Kategori dogmatis menuju kategori etis
Yang jauh lebih penting bagi anak-anak dalam fase pertumbuhan imannya bukanlah seberapa besar pemahaman mereka atas rumusan-rumusan dogmatisnya, melaikan secara operasional dapat mengubah dan menginternalisasi nilai-nilai sakramental Kristus melalui Perjamuan Kudus yang mereka alami. Ini menjadi tugas warga dewasa untuk menerjemahkan nilai-nilai sakramental tersebut menjadi sesuatu yang operasional, dan bukan terutama tugas anak-anak untuk memahami secara sistematis rumusan-rumusan dogmatis tersebut. Kita mulai menerjemahkan tindakan pengorbanan Kristus dengan membagikan celengan kepada anak-anak supaya mereka rela berkorban berbagi kebahagiaannya kepada anak-anak yang tidak mampu. Uang tersebut dipersembahkan untuk beasiswa anak-anak yang tidak mampu.

Output dari Perjamuan Kudus bagi anak-anak, terutama bukanlah pemahaman yang lengkap dari anak-anak tentang rumusan sistematis dogma Perjamuan Kudus, tetapi lebih penting adalah perobahan perilaku anak yang secara operasional dapat mengikuti pengorbanan Kristus. Rumusan sistematis yang filosofis-teologis menuju praktek iman yang operasional dalam kehidupan sehari-hari mereka. Nilai perjamuan kudus menjadi hidup dalam kehidupan anak-anak.

Tindakan Yesus adalah tindakan yang sakramental, bukan perjamuan kudus an sich.

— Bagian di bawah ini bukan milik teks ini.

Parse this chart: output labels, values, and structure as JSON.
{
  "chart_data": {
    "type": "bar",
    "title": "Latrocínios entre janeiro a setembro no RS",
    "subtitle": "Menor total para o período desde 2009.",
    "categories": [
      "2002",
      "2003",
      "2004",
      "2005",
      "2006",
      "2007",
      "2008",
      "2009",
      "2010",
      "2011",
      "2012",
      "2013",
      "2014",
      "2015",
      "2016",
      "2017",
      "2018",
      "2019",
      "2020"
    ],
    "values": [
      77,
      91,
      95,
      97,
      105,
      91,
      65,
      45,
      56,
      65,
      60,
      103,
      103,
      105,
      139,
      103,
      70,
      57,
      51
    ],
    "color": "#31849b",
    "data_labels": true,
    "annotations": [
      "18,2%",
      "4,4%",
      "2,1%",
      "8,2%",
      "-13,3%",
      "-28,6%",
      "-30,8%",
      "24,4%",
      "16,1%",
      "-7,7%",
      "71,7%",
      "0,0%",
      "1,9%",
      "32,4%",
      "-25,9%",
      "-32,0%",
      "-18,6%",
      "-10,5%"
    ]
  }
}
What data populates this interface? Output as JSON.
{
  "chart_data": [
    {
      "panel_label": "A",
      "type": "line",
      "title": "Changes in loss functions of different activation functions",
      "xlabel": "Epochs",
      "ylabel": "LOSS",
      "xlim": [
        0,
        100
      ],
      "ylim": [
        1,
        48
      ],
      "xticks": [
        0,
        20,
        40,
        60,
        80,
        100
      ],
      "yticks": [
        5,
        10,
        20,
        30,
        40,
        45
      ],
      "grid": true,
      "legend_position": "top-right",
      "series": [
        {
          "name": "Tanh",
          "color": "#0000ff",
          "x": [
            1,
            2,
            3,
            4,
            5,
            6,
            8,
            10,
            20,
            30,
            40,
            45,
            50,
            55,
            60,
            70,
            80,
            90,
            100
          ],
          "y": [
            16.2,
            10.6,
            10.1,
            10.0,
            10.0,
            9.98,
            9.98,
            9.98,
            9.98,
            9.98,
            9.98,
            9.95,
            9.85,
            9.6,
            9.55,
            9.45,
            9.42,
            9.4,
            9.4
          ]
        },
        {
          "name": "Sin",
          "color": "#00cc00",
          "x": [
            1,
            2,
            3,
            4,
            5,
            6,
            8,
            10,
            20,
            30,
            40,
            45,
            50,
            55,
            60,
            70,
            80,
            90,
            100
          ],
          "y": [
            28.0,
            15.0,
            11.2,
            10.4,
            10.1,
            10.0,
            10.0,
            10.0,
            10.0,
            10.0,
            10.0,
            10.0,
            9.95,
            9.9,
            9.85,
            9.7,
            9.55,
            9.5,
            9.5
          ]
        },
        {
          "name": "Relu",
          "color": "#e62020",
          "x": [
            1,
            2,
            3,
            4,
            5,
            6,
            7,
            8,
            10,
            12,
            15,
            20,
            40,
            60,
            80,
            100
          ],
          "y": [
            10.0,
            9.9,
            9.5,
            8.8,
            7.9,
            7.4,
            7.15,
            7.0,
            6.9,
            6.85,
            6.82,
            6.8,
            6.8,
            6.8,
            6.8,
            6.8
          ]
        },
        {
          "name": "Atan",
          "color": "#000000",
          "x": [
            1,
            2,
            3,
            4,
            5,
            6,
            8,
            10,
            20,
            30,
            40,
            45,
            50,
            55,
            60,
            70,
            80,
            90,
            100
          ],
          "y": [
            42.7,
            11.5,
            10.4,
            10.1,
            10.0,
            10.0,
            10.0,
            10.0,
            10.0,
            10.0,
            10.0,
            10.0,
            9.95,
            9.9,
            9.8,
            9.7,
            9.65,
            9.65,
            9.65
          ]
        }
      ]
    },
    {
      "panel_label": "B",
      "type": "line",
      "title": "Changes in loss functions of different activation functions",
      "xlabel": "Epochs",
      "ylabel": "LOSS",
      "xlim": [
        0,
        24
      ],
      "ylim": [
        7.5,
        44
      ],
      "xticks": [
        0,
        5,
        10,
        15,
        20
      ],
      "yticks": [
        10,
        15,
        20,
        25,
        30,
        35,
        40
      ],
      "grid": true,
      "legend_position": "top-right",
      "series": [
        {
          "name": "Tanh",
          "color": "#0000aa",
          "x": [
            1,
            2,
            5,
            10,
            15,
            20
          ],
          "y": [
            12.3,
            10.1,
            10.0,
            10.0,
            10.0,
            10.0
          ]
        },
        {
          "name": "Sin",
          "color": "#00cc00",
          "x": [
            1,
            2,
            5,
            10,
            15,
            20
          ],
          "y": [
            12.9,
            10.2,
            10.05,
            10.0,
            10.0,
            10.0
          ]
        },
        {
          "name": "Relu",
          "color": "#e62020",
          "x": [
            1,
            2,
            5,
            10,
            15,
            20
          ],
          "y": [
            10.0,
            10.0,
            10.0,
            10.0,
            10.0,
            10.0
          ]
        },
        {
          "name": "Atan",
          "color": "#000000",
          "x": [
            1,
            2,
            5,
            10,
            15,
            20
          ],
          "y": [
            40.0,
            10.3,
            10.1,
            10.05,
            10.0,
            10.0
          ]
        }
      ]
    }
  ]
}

Perjamuan Kudus hanya sebuah simbol dari tindakan sakaramental Yesus Kristus. Mungkin saja ada simbol-simbol lain yang dapat digunakan dalam tradisi-tradisi lokal yang dapat dipakai untuk mensimbolisasi tindakan sakramental Yesus Kristus. Oleh sebab itu, energi jangan terlalu dihabiskan untuk mengerjakan simbol tersebut, tetapi lebih kepada mempraktekkan nilai-nilai yang ada dalam simbol tersebut. Fokus utama kita haruslah tindakan sakramental Kristus yang harus dipahami dan dipraktekkan oleh seluruh orang percaya, bukan pada simbolisme dan ritualisme yang kering dan hampa. Yang suci dan tanpa dosa bukan perjamuan Kudusnya itu sendiri, tetapi tindakan sakramental Yesus Kristus itu sendiri yang digambarkan dalam Perjamuan Kudus. Oleh sebab itu anak-anak justru diajak masuk ke dalam Perjamuan Kudus tersebut supaya sejak dini mereka dapat mengenal dan menghampiri Yang Suci, Sang Sakral, yang berkorban – Yesus Kristus. Dari ritual-kultural menuju nilai kehidupan.